In this report, QNED patent numbers, classification tables, and quantitative analysis data that have not been disclosed before are provided in Excel.
QNED (Quantum dot nanorod LED), which is known to be under development by Samsung, is becoming a hot issue in the display industry in 2020.
With the emergence of micro LEDs, followed by CRTs, PDPs, LCDs, and OLEDs as TV displays, the industry is interested in whether QNED could be another new technology.
Samsung Display is known to stop the LCD business and invest 13.1 trillion won as an alternative to do the QD-OLED business. In this situation, attention is being focused because the development of QNED can act as another variable in the future of Samsung Display’s large display business.

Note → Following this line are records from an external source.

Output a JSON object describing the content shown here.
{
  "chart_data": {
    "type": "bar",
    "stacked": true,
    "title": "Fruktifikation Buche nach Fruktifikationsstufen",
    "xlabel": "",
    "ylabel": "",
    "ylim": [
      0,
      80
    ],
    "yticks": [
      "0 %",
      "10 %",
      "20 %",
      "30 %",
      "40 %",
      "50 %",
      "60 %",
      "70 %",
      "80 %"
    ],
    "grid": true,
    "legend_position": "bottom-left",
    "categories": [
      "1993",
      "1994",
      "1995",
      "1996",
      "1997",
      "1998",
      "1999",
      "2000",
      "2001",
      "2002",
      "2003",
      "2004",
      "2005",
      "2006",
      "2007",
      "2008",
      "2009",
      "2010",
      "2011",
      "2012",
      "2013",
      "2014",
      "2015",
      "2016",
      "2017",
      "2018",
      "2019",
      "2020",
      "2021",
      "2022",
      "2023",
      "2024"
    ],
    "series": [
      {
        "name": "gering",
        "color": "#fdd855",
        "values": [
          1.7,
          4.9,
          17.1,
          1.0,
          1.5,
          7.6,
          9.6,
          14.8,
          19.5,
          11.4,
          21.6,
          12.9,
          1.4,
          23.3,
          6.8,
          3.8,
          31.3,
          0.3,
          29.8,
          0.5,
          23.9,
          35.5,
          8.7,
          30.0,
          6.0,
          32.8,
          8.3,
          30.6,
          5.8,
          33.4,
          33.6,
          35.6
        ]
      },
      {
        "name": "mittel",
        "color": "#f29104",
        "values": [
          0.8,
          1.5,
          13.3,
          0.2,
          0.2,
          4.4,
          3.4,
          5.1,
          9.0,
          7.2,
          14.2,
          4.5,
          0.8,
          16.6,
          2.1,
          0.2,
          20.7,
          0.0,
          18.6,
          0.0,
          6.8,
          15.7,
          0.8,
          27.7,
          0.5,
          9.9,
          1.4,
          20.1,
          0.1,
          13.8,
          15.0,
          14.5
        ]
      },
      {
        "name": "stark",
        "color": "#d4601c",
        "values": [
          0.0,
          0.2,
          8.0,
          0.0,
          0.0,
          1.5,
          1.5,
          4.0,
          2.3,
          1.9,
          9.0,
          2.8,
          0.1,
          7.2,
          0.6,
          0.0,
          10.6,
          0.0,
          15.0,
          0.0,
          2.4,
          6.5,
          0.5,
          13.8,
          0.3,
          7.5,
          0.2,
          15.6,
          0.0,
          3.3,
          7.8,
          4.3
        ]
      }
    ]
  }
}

QNED uses oxide TFT and QD (quantum dot) -CF (color filter) technologies used in QD-OLED manufacturing. On the other hand, the pixel material that emits light is characterized by being changed to a nano-sized bar-type LED (nanorod LED), unlike OLED emitting materials. The pixel manufacturing technology, which is the core technology of QNED manufacturing, is a method of spraying nanorod LEDs dispersed in a solution into a pixel area by an ink jet method and arranging them in a self-align method by an electric signal.

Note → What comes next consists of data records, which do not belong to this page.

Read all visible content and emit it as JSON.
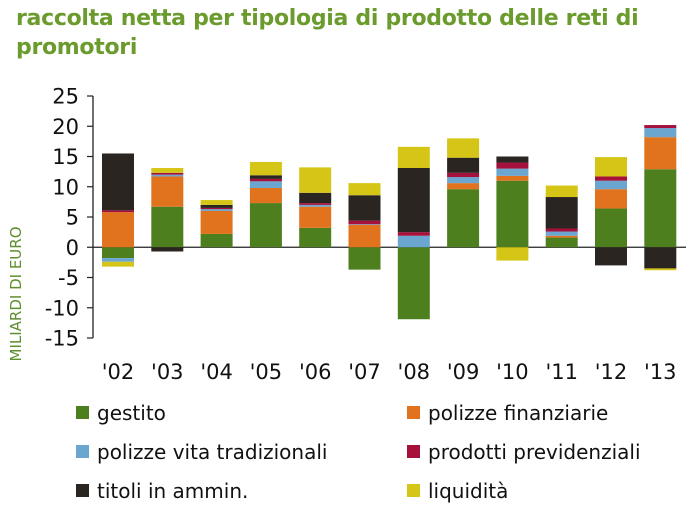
{
  "chart_data": {
    "type": "bar",
    "stacked": true,
    "title": "raccolta netta per tipologia di prodotto delle reti di promotori",
    "ylabel": "MILIARDI DI EURO",
    "xlabel": "",
    "ylim": [
      -15,
      25
    ],
    "yticks": [
      25,
      20,
      15,
      10,
      5,
      0,
      -5,
      -10,
      -15
    ],
    "categories": [
      "'02",
      "'03",
      "'04",
      "'05",
      "'06",
      "'07",
      "'08",
      "'09",
      "'10",
      "'11",
      "'12",
      "'13"
    ],
    "series": [
      {
        "name": "gestito",
        "color": "#4e7f1f",
        "values": [
          -1.8,
          6.7,
          2.2,
          7.3,
          3.2,
          -3.7,
          -11.9,
          9.6,
          11.0,
          1.6,
          6.4,
          12.9
        ]
      },
      {
        "name": "polizze finanziarie",
        "color": "#e1731e",
        "values": [
          5.8,
          5.0,
          3.8,
          2.5,
          3.5,
          3.7,
          0.0,
          1.0,
          0.8,
          0.3,
          3.2,
          5.3
        ]
      },
      {
        "name": "polizze vita tradizionali",
        "color": "#6aa6cf",
        "values": [
          -0.6,
          0.3,
          0.3,
          1.1,
          0.3,
          0.1,
          1.9,
          1.0,
          1.2,
          0.7,
          1.4,
          1.5
        ]
      },
      {
        "name": "prodotti previdenziali",
        "color": "#a5113b",
        "values": [
          0.3,
          0.3,
          0.2,
          0.4,
          0.3,
          0.6,
          0.6,
          0.7,
          1.0,
          0.5,
          0.7,
          0.5
        ]
      },
      {
        "name": "titoli in ammin.",
        "color": "#2a2520",
        "values": [
          9.4,
          -0.7,
          0.5,
          0.6,
          1.7,
          4.2,
          10.6,
          2.5,
          1.0,
          5.2,
          -3.0,
          -3.5
        ]
      },
      {
        "name": "liquidità",
        "color": "#d4c516",
        "values": [
          -0.8,
          0.8,
          0.8,
          2.2,
          4.2,
          2.0,
          3.5,
          3.2,
          -2.2,
          1.9,
          3.2,
          -0.3
        ]
      }
    ],
    "legend": {
      "placement": "bottom",
      "columns": 2
    },
    "grid": false
  }
}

UBI Research published a report that analyzed the structure and manufacturing technology of QNED based on the patented technology filed by Samsung Display. This report is structured to quantitatively analyze QNED-related patents filed by Samsung Display, so that QNED’s technology completeness and mass productivity can be known.
UBI Research (www.ubiresearch.com) published “QNED Structure and Manufacturing Technology Analysis Report”, which analyzed 41 cases of Samsung Display’s QNED (quantum dot nanorod LED) published patents.
The contents described in this report were selected from the 41 patents published, which are considered to be used for QNED manufacturing, and are constructed by qualitative analysis.
As a result of analyzing the published patent, the QNED structure was formed of TFT, pixel, and QD (quantum dot) -CF (color filter). In the published patent, all TFT structures are depicted as 2Tr (transistor), but it is estimated that a 3Tr1C structure will be used because at least three TFTs for current driving are required. The pixels consisted of nanorod LEDs, electrodes, and optical structures to increase light efficiency.
Until now, the electrode structure of the pixel was known to be rectangular, but as a result of analyzing published patents, the electrode structure is estimated to be circular. In a specific patent, when the asymmetric waveform was applied to the circular electrode, the alignment direction and alignment characteristics of the nanorod LED were improved. It is judged that the nanorod LED alignment electrode and the drive use the same electrode.
The nanorod LED used for QNED manufacturing is made of GaN and emits blue light, and the size is <1um x 10um. In order to increase the alignment effect of the nanorod LEDs and reduce process defects, the nanorod LED surface appears to be treated with an insulating film and an orientation radical.